Chap, B. S.; Santoro, T.; Kosti, P.; Barras, D.; Fahr, N.; Desbuisson, M.; Benedetti, F.; Minasyan, A.; Andreoli, A.; Ghisoni, E.; De Carlo, F.; Benkortbi, K.; Salivaris, A.; Achtari, C.; Hastir, D.; Berezowska, S.; Abdelhamid, K.; Sempoux, C.; Perentes, J. Y.; Mathevet, P.; Garcia, J. C.; Coukos, G.; Dunn, S. M.; Lanitis, E.; Dangaj Laniti, D.

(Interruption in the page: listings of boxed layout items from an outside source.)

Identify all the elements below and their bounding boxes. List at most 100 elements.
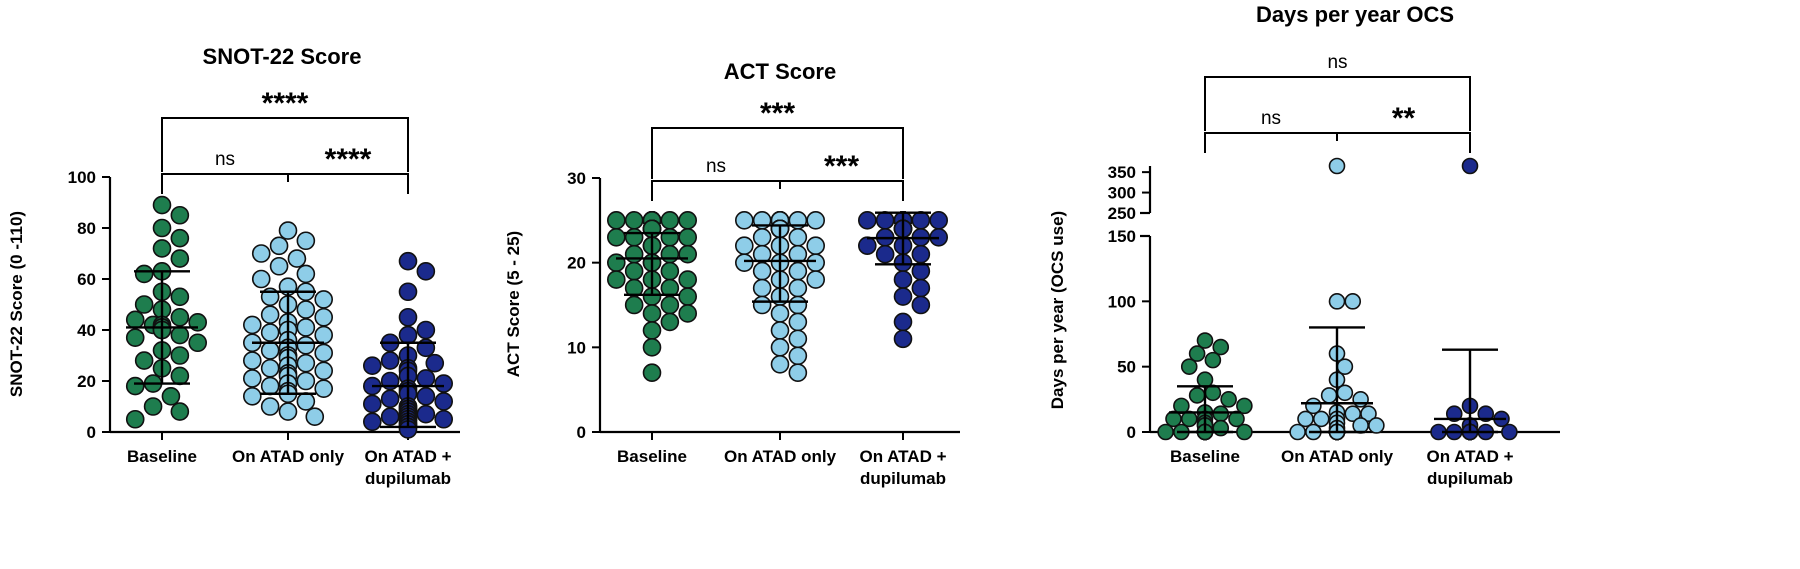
x-category-label: On ATAD only [1281,447,1394,466]
x-category-label: Baseline [617,447,687,466]
data-point [170,366,190,386]
data-point [1320,387,1338,404]
data-point [260,323,280,342]
chart-title: ACT Score [724,59,836,84]
data-point [170,325,190,345]
data-point [734,236,754,256]
data-point [380,389,400,409]
data-point [362,356,382,376]
data-point [1297,410,1314,428]
significance-bracket [651,180,781,201]
significance-label: *** [760,97,795,130]
significance-label: ns [215,149,235,170]
data-point [305,407,325,427]
significance-bracket [161,173,289,194]
chart-panel-2: ACT Score ACT Score (5 - 25) 0 10 20 30 Baseli… [504,59,960,488]
data-point [125,409,145,429]
data-point [314,379,334,398]
data-point [642,321,662,340]
data-point [857,211,877,230]
data-point [660,227,680,247]
data-point [260,376,280,396]
data-point [362,394,382,414]
data-point [770,354,790,374]
data-point [678,244,698,264]
data-point [125,328,145,347]
data-point [606,227,626,247]
data-point [1220,391,1237,408]
significance-label: ns [706,156,726,177]
data-point [893,312,913,332]
data-point [606,211,626,230]
data-point [287,249,307,268]
y-tick-label: 10 [567,338,586,357]
significance-bracket [651,127,904,179]
data-point [170,228,190,248]
data-point [911,211,931,230]
data-point [1344,293,1362,310]
y-tick-label: 0 [87,423,96,442]
data-point [380,351,400,370]
data-point [734,253,754,272]
data-point [1180,358,1198,375]
data-point [929,211,949,230]
data-point [152,195,172,215]
y-tick-label: 150 [1108,227,1136,246]
x-category-label: On ATAD + [1426,447,1513,466]
data-point [296,318,316,337]
data-point [1501,423,1518,441]
x-category-label: On ATAD + [364,447,451,466]
data-point [788,312,808,332]
data-point [416,386,436,406]
data-point [1236,423,1253,441]
significance-label: ns [1261,108,1281,129]
data-point [678,227,698,247]
data-point [1328,293,1346,310]
data-point [660,244,680,264]
data-point [314,325,334,345]
data-point [1157,423,1174,441]
data-point [296,264,316,284]
data-point [125,310,145,330]
y-tick-label: 300 [1108,184,1136,203]
data-point [296,231,316,251]
data-point [1289,423,1306,441]
data-point [788,295,808,315]
data-point [770,304,790,323]
data-point [788,227,808,247]
data-point [296,353,316,373]
data-point [875,244,895,264]
significance-bracket [1204,76,1471,131]
data-point [314,290,334,309]
chart-panel-3: Days per year OCS Days per year (OCS use)… [1048,2,1560,488]
y-tick-label: 250 [1108,204,1136,223]
data-point [1445,405,1463,423]
data-point [278,221,298,240]
significance-label: *** [824,150,859,183]
data-point [425,353,445,373]
data-point [398,325,418,345]
data-point [269,236,289,256]
y-tick-label: 0 [577,423,586,442]
y-tick-label: 350 [1108,163,1136,182]
y-tick-label: 100 [68,168,96,187]
data-point [606,270,626,289]
y-tick-label: 100 [1108,292,1136,311]
data-point [398,251,418,271]
data-point [152,218,172,238]
y-axis-label: Days per year (OCS use) [1048,211,1067,409]
data-point [1360,405,1377,423]
data-point [170,249,190,268]
y-tick-label: 20 [567,254,586,273]
data-point [416,369,436,388]
data-point [1352,391,1369,408]
data-point [434,374,454,393]
significance-bracket [1204,132,1338,153]
data-point [624,295,644,315]
data-point [416,404,436,424]
x-category-label: Baseline [1170,447,1240,466]
data-point [678,211,698,230]
y-tick-label: 40 [77,321,96,340]
x-category-label: On ATAD only [724,447,837,466]
y-tick-label: 50 [1117,358,1136,377]
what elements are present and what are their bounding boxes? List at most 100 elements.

Adoptive cell therapy (ACT) in solid tumors is limited by tumor microenvironment (TME)-imposed resistance mechanisms that are inadequately addressed by conventional systems. We developed tissue-preserving patient-derived explants (PDEs) from lung and ovarian cancer to interrogate redirected T cell immunity in intact human tissue. Using mesothelin-targeting bispecific T cell engager (BiTE, Amgen trademark)-secreting T cells, we observed antigen-dependent but heterogeneous responses across lesions. An integrated ex vivo response score stratified responder and non-responder TMEs, revealing that resistance associates with reduced antigen density, stromal dominance, and limited myeloid licensing rather than baseline lymphocyte abundance. Elevated prostaglandin E2 (PGE2) inversely correlated with BiTE-induced T cell activation, identifying the COX/PGE2 axis as a tissue-imposed constraint. COX inhibition amplified interferon-driven immune programs enhanced intratumoral CD8 infiltration, and increased tumor-restricted apoptosis. Spatial transcriptomics localized these effects to tumor-proximal immune hubs in responders, whereas non-responders remained stromally insulated. These findings position PDEs as human-based new approach methodologies enabling combinatorial ACT pharmacodynamics and stratification.